VRS became common in India during the 1990s when many PSUs (Public Sector Undertakings) used it to downsize. It is also called a "golden handshake" because it is a mutually agreed way to part ways.

Who Can Opt for VRS?

Generally, employees need to be at least 40 years old or have worked at the company for 10 years. Some companies might require 20 years of service for a bigger payout. Companies less than 10 years old typically do not offer VRS. Contract workers or those still on probation are not eligible.

Does VRS Apply to All Sectors?

Yes, VRS is available in both public and private sectors. PSUs follow strict government rules, while private firms create their own plans within the law.

What Are the Key Benefits of VRS?

  • Financial Security: A one-time payment calculated based on the salary that would have been earned for remaining years of service.
  • Retirement Perks: Early access to Provident Fund (PF), gratuity, pension, and leave encashment.
  • Health and Support: Some companies keep employees on medical insurance or offer career counselling.
  • Tax Breaks: Under Section 10(10C) of the Income Tax Act, the first ₹5 lakhs of compensation is tax-free.
  • New Beginnings: Freedom to start a business, travel, or pursue personal goals.

How to Apply for VRS?

Read the company's VRS circular carefully, then submit a formal application to HR including your years of service.
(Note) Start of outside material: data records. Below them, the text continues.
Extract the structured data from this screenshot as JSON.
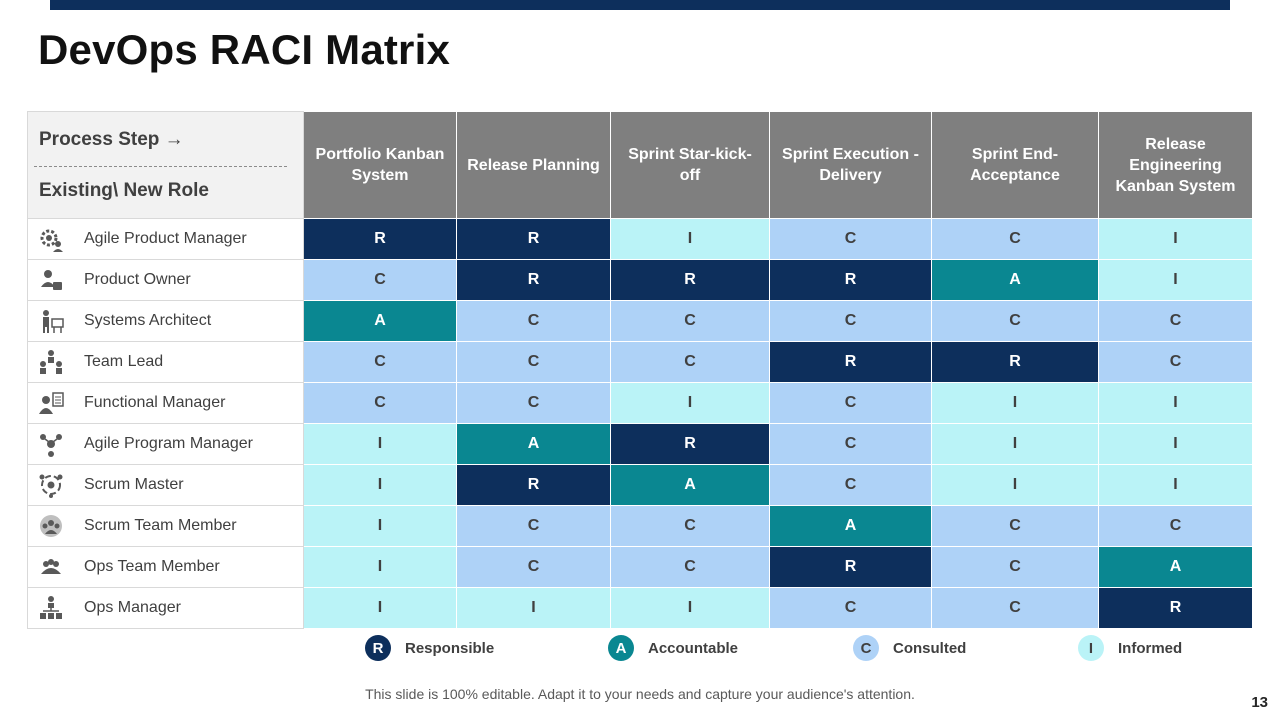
{
  "title": "DevOps RACI Matrix",
  "header": {
    "process_step": "Process Step →",
    "role_label": "Existing\\ New Role",
    "columns": [
      "Portfolio Kanban  System",
      "Release Planning",
      "Sprint  Star-kick-off",
      "Sprint Execution -Delivery",
      "Sprint  End-Acceptance",
      "Release Engineering Kanban  System"
    ]
  },
  "rows": [
    {
      "role": "Agile Product Manager",
      "icon": "gear-person-icon",
      "values": [
        "R",
        "R",
        "I",
        "C",
        "C",
        "I"
      ]
    },
    {
      "role": "Product Owner",
      "icon": "person-briefcase-icon",
      "values": [
        "C",
        "R",
        "R",
        "R",
        "A",
        "I"
      ]
    },
    {
      "role": "Systems Architect",
      "icon": "architect-desk-icon",
      "values": [
        "A",
        "C",
        "C",
        "C",
        "C",
        "C"
      ]
    },
    {
      "role": "Team Lead",
      "icon": "team-lead-icon",
      "values": [
        "C",
        "C",
        "C",
        "R",
        "R",
        "C"
      ]
    },
    {
      "role": "Functional Manager",
      "icon": "manager-document-icon",
      "values": [
        "C",
        "C",
        "I",
        "C",
        "I",
        "I"
      ]
    },
    {
      "role": "Agile Program Manager",
      "icon": "person-network-icon",
      "values": [
        "I",
        "A",
        "R",
        "C",
        "I",
        "I"
      ]
    },
    {
      "role": "Scrum Master",
      "icon": "scrum-cycle-icon",
      "values": [
        "I",
        "R",
        "A",
        "C",
        "I",
        "I"
      ]
    },
    {
      "role": "Scrum Team Member",
      "icon": "team-circle-icon",
      "values": [
        "I",
        "C",
        "C",
        "A",
        "C",
        "C"
      ]
    },
    {
      "role": "Ops Team Member",
      "icon": "group-people-icon",
      "values": [
        "I",
        "C",
        "C",
        "R",
        "C",
        "A"
      ]
    },
    {
      "role": "Ops Manager",
      "icon": "org-hierarchy-icon",
      "values": [
        "I",
        "I",
        "I",
        "C",
        "C",
        "R"
      ]
    }
  ],
  "legend": [
    {
      "letter": "R",
      "label": "Responsible"
    },
    {
      "letter": "A",
      "label": "Accountable"
    },
    {
      "letter": "C",
      "label": "Consulted"
    },
    {
      "letter": "I",
      "label": "Informed"
    }
  ],
  "colors": {
    "R": "#0d2f5c",
    "A": "#0a8791",
    "C": "#aed2f7",
    "I": "#baf3f7",
    "header": "#7f7f7f",
    "top_bar": "#0d2f5c"
  },
  "footer": "This slide is 100% editable. Adapt it to your needs and capture your audience's attention.",
  "page_number": "13"
}
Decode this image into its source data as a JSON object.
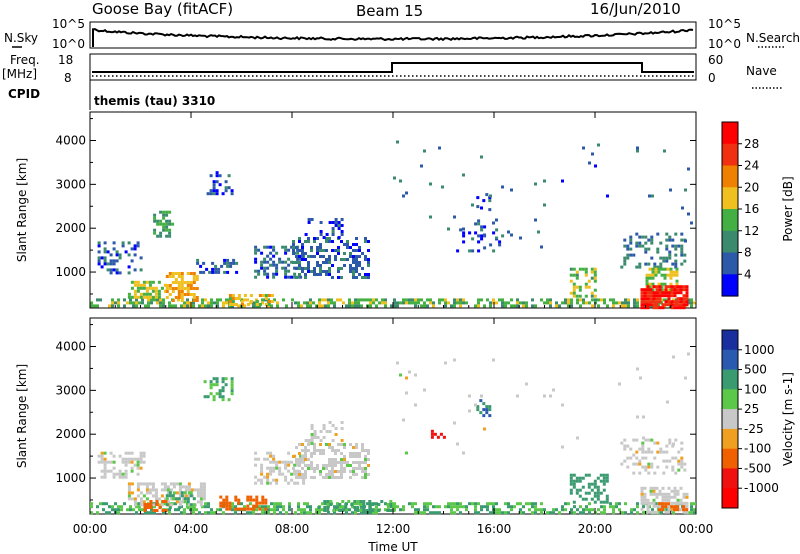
{
  "header": {
    "station": "Goose Bay (fitACF)",
    "beam": "Beam 15",
    "date": "16/Jun/2010"
  },
  "status_panel": {
    "nsky_label": "N.Sky",
    "nsearch_label": "N.Search",
    "freq_label_line1": "Freq.",
    "freq_label_line2": "[MHz]",
    "nave_label": "Nave",
    "cpid_label": "CPID",
    "cpid_text": "themis (tau) 3310",
    "noise_ticks": [
      "10^5",
      "10^0"
    ],
    "freq_ticks": [
      "18",
      "8"
    ],
    "nave_ticks": [
      "60",
      "0"
    ]
  },
  "colors": {
    "power_scale": [
      "#0000ff",
      "#2d5aa8",
      "#3c8a6e",
      "#44b044",
      "#f0c020",
      "#f08000",
      "#f03010",
      "#ff0000"
    ],
    "velocity_scale": [
      "#1a2f9e",
      "#2a5ab0",
      "#3a9a70",
      "#5cc84a",
      "#c8c8c8",
      "#f0a020",
      "#f06000",
      "#f01010",
      "#ff0000"
    ]
  },
  "chart_data": [
    {
      "type": "heatmap",
      "name": "power",
      "ylabel": "Slant Range [km]",
      "xlabel": "",
      "x_ticks": [
        "00:00",
        "04:00",
        "08:00",
        "12:00",
        "16:00",
        "20:00",
        "00:00"
      ],
      "y_ticks": [
        "1000",
        "2000",
        "3000",
        "4000"
      ],
      "xlim": [
        0,
        24
      ],
      "ylim": [
        180,
        4650
      ],
      "colorbar": {
        "label": "Power [dB]",
        "ticks": [
          "4",
          "8",
          "12",
          "16",
          "20",
          "24",
          "28"
        ],
        "range": [
          0,
          30
        ]
      },
      "regions": [
        {
          "t": [
            0.0,
            24.0
          ],
          "r": [
            200,
            400
          ],
          "value": 14,
          "density": 0.55
        },
        {
          "t": [
            0.3,
            2.0
          ],
          "r": [
            1000,
            1700
          ],
          "value": 6,
          "density": 0.35
        },
        {
          "t": [
            1.5,
            3.0
          ],
          "r": [
            400,
            800
          ],
          "value": 16,
          "density": 0.5
        },
        {
          "t": [
            2.5,
            3.3
          ],
          "r": [
            1800,
            2400
          ],
          "value": 12,
          "density": 0.5
        },
        {
          "t": [
            3.0,
            4.2
          ],
          "r": [
            350,
            1000
          ],
          "value": 20,
          "density": 0.65
        },
        {
          "t": [
            4.2,
            5.8
          ],
          "r": [
            1000,
            1300
          ],
          "value": 6,
          "density": 0.35
        },
        {
          "t": [
            4.5,
            5.6
          ],
          "r": [
            2800,
            3300
          ],
          "value": 5,
          "density": 0.35
        },
        {
          "t": [
            5.5,
            7.2
          ],
          "r": [
            250,
            500
          ],
          "value": 18,
          "density": 0.55
        },
        {
          "t": [
            6.5,
            8.5
          ],
          "r": [
            900,
            1600
          ],
          "value": 7,
          "density": 0.45
        },
        {
          "t": [
            8.0,
            11.0
          ],
          "r": [
            900,
            1800
          ],
          "value": 6,
          "density": 0.45
        },
        {
          "t": [
            8.5,
            10.0
          ],
          "r": [
            1800,
            2300
          ],
          "value": 5,
          "density": 0.25
        },
        {
          "t": [
            14.5,
            16.3
          ],
          "r": [
            1500,
            2200
          ],
          "value": 5,
          "density": 0.18
        },
        {
          "t": [
            15.3,
            15.8
          ],
          "r": [
            2400,
            2800
          ],
          "value": 6,
          "density": 0.4
        },
        {
          "t": [
            19.0,
            20.0
          ],
          "r": [
            450,
            1100
          ],
          "value": 15,
          "density": 0.45
        },
        {
          "t": [
            21.0,
            23.5
          ],
          "r": [
            1100,
            1900
          ],
          "value": 8,
          "density": 0.3
        },
        {
          "t": [
            22.0,
            23.2
          ],
          "r": [
            600,
            1100
          ],
          "value": 16,
          "density": 0.55
        },
        {
          "t": [
            21.8,
            23.6
          ],
          "r": [
            200,
            700
          ],
          "value": 29,
          "density": 0.85
        },
        {
          "t": [
            12.0,
            24.0
          ],
          "r": [
            1500,
            4000
          ],
          "value": 7,
          "density": 0.012
        }
      ]
    },
    {
      "type": "heatmap",
      "name": "velocity",
      "ylabel": "Slant Range [km]",
      "xlabel": "Time UT",
      "x_ticks": [
        "00:00",
        "04:00",
        "08:00",
        "12:00",
        "16:00",
        "20:00",
        "00:00"
      ],
      "y_ticks": [
        "1000",
        "2000",
        "3000",
        "4000"
      ],
      "xlim": [
        0,
        24
      ],
      "ylim": [
        180,
        4650
      ],
      "colorbar": {
        "label": "Velocity [m s-1]",
        "ticks": [
          "1000",
          "500",
          "100",
          "25",
          "-25",
          "-100",
          "-500",
          "-1000"
        ],
        "range": [
          -1250,
          1250
        ]
      },
      "regions": [
        {
          "t": [
            0.0,
            24.0
          ],
          "r": [
            220,
            450
          ],
          "value": 60,
          "density": 0.5
        },
        {
          "t": [
            0.3,
            2.2
          ],
          "r": [
            1000,
            1600
          ],
          "value": 0,
          "density": 0.45
        },
        {
          "t": [
            1.5,
            4.5
          ],
          "r": [
            400,
            900
          ],
          "value": 0,
          "density": 0.55
        },
        {
          "t": [
            2.0,
            3.0
          ],
          "r": [
            250,
            500
          ],
          "value": -150,
          "density": 0.5
        },
        {
          "t": [
            3.0,
            4.2
          ],
          "r": [
            350,
            700
          ],
          "value": 70,
          "density": 0.45
        },
        {
          "t": [
            4.5,
            5.6
          ],
          "r": [
            2800,
            3300
          ],
          "value": 60,
          "density": 0.35
        },
        {
          "t": [
            5.0,
            7.0
          ],
          "r": [
            300,
            600
          ],
          "value": -120,
          "density": 0.45
        },
        {
          "t": [
            6.5,
            8.5
          ],
          "r": [
            900,
            1600
          ],
          "value": 0,
          "density": 0.45
        },
        {
          "t": [
            8.0,
            11.0
          ],
          "r": [
            1000,
            1800
          ],
          "value": 0,
          "density": 0.5
        },
        {
          "t": [
            8.5,
            10.0
          ],
          "r": [
            1800,
            2300
          ],
          "value": 0,
          "density": 0.25
        },
        {
          "t": [
            9.0,
            12.0
          ],
          "r": [
            250,
            500
          ],
          "value": 70,
          "density": 0.45
        },
        {
          "t": [
            13.5,
            14.0
          ],
          "r": [
            1900,
            2100
          ],
          "value": -600,
          "density": 0.6
        },
        {
          "t": [
            15.3,
            15.8
          ],
          "r": [
            2400,
            2800
          ],
          "value": 300,
          "density": 0.4
        },
        {
          "t": [
            19.0,
            20.5
          ],
          "r": [
            450,
            1100
          ],
          "value": 150,
          "density": 0.45
        },
        {
          "t": [
            21.0,
            23.5
          ],
          "r": [
            1100,
            1900
          ],
          "value": 0,
          "density": 0.3
        },
        {
          "t": [
            21.8,
            23.6
          ],
          "r": [
            200,
            800
          ],
          "value": 0,
          "density": 0.6
        },
        {
          "t": [
            22.5,
            23.6
          ],
          "r": [
            250,
            450
          ],
          "value": -150,
          "density": 0.5
        },
        {
          "t": [
            12.0,
            24.0
          ],
          "r": [
            1500,
            4000
          ],
          "value": 0,
          "density": 0.012
        }
      ]
    }
  ]
}
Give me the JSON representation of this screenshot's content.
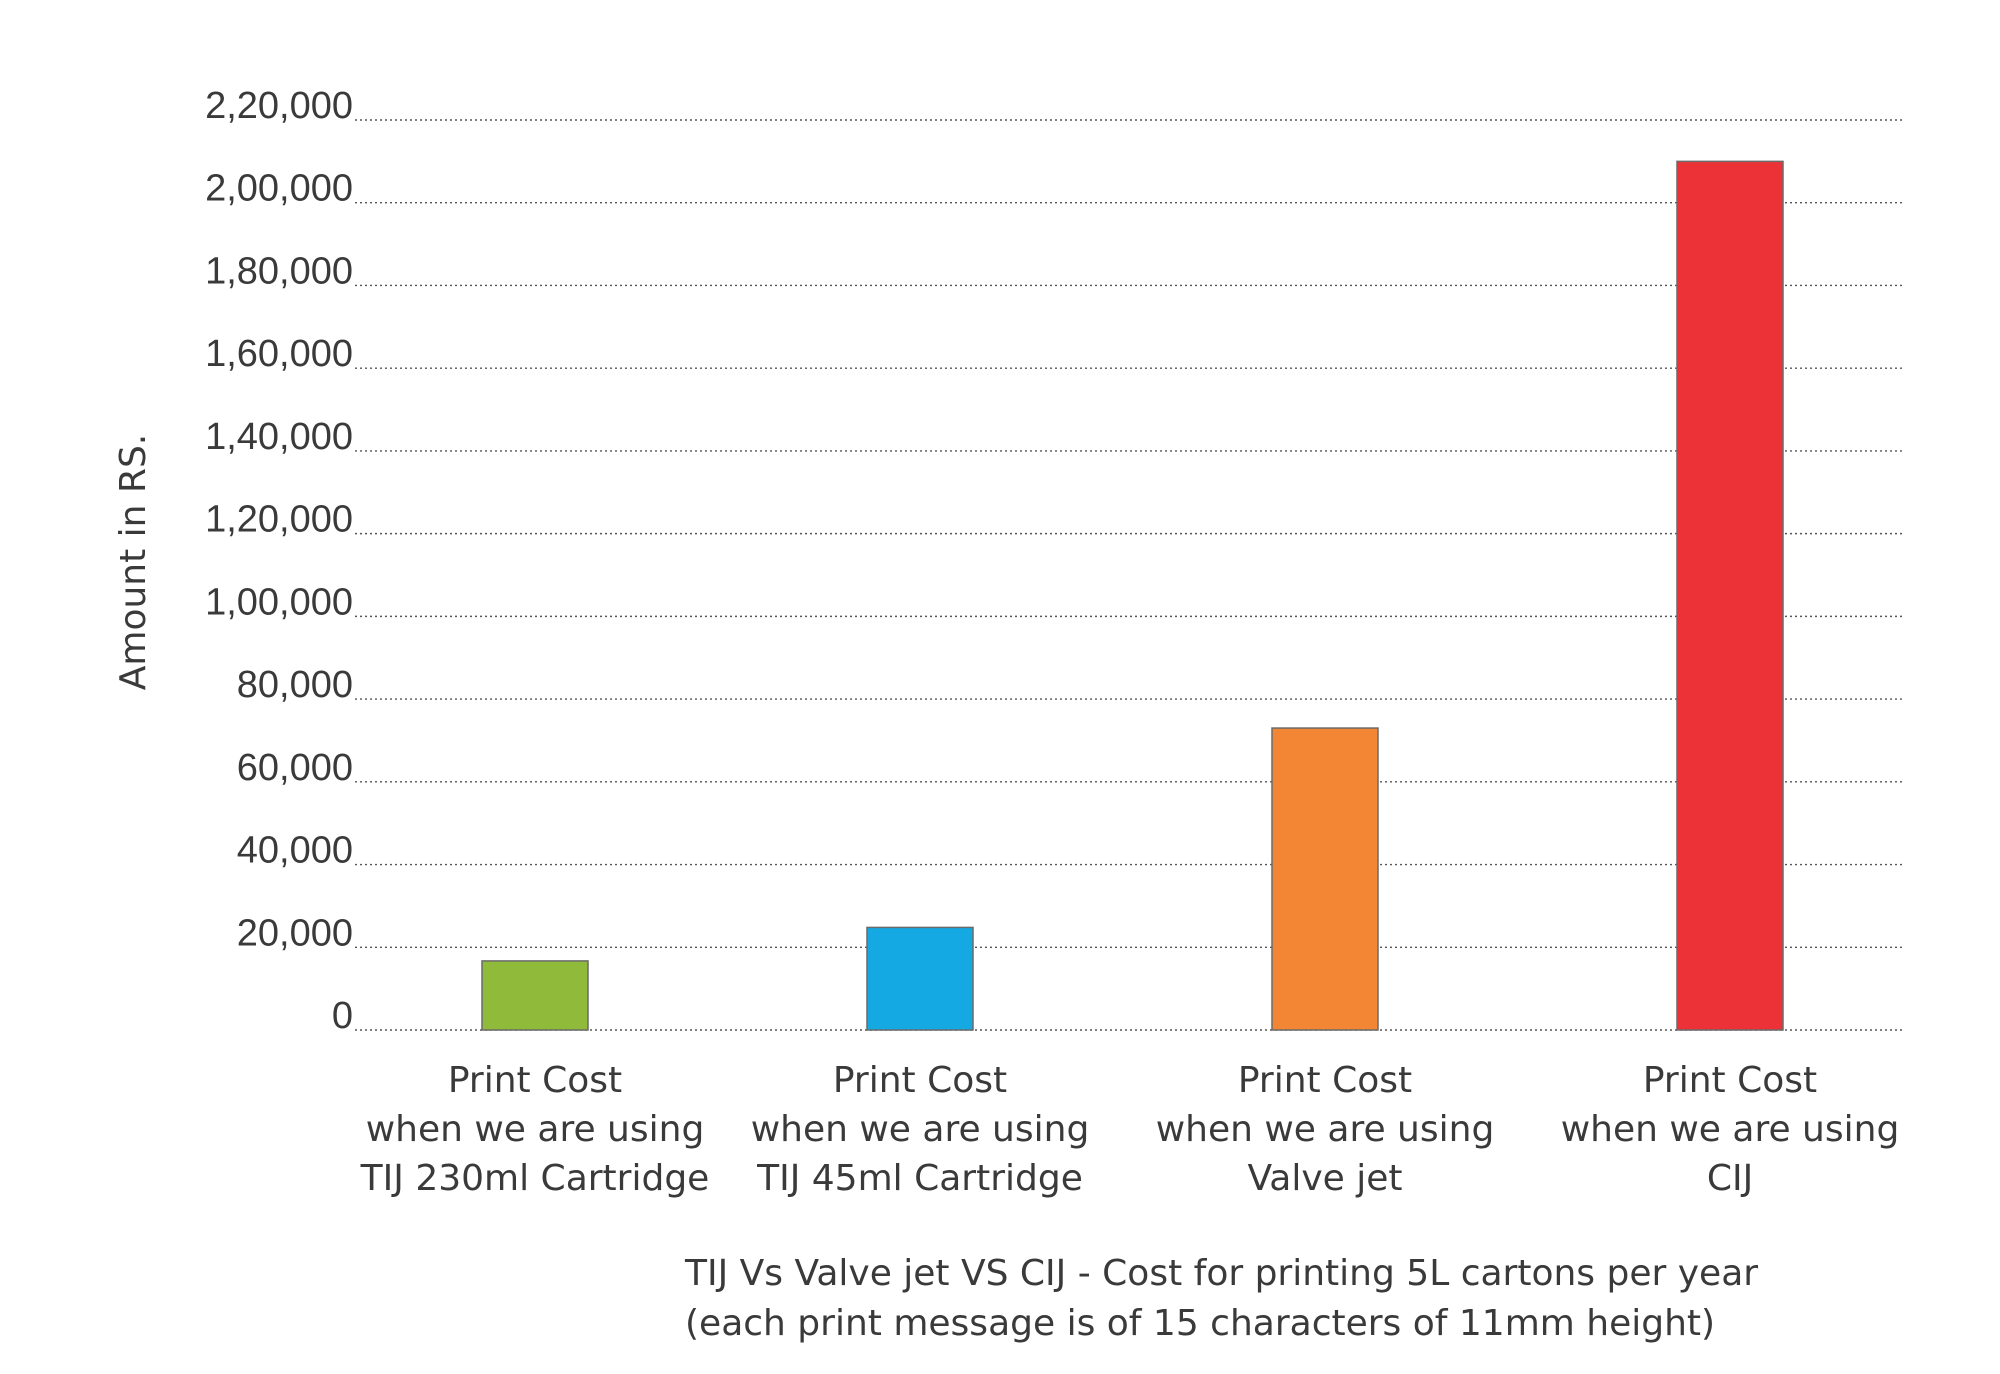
{
  "chart_data": {
    "type": "bar",
    "ylabel": "Amount in RS.",
    "xlabel": [
      "TIJ Vs Valve jet VS CIJ - Cost for printing 5L cartons per year",
      "(each print message is of 15 characters of 11mm height)"
    ],
    "ylim": [
      0,
      220000
    ],
    "yticks": [
      0,
      20000,
      40000,
      60000,
      80000,
      100000,
      120000,
      140000,
      160000,
      180000,
      200000,
      220000
    ],
    "ytick_labels": [
      "0",
      "20,000",
      "40,000",
      "60,000",
      "80,000",
      "1,00,000",
      "1,20,000",
      "1,40,000",
      "1,60,000",
      "1,80,000",
      "2,00,000",
      "2,20,000"
    ],
    "grid": true,
    "categories": [
      [
        "Print Cost",
        "when we are using",
        "TIJ 230ml Cartridge"
      ],
      [
        "Print Cost",
        "when we are using",
        "TIJ 45ml Cartridge"
      ],
      [
        "Print Cost",
        "when we are using",
        "Valve jet"
      ],
      [
        "Print Cost",
        "when we are using",
        "CIJ"
      ]
    ],
    "values": [
      16700,
      24800,
      73000,
      210000
    ],
    "colors": [
      "#8fba3a",
      "#14a9e2",
      "#f28634",
      "#ec3237"
    ]
  }
}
The company decides approval based on its operational needs. The process usually takes 3 to 6 months, and may take longer if many employees apply simultaneously.

Since VRS is voluntary, you can withdraw your application before the company gives final approval. Once finalised, however, it is difficult to reverse.

Tax Implications of VRS

  • The first ₹5 lakhs of compensation is tax-exempt — claimable only once in a lifetime.
  • Anything over ₹5 lakhs is taxed as part of regular salary income.
  • PF withdrawals, gratuity (up to ₹20 lakhs), and leave encashment have their own separate tax exemptions.

Ensure the scheme follows Rule 2BA to retain these tax benefits. Consulting a tax professional before accepting VRS is strongly recommended.

Important Things to Consider Before Opting for VRS

Before signing up, assess your financial health. Verify that the payout is sufficient to cover bills and healthcare costs until regular pension begins, especially given inflation. Bear in mind that company perks like group insurance are lost upon exit. While VRS is a great way to start a second career or spend time with family, it is not wise to rush into it without verifying the numbers first.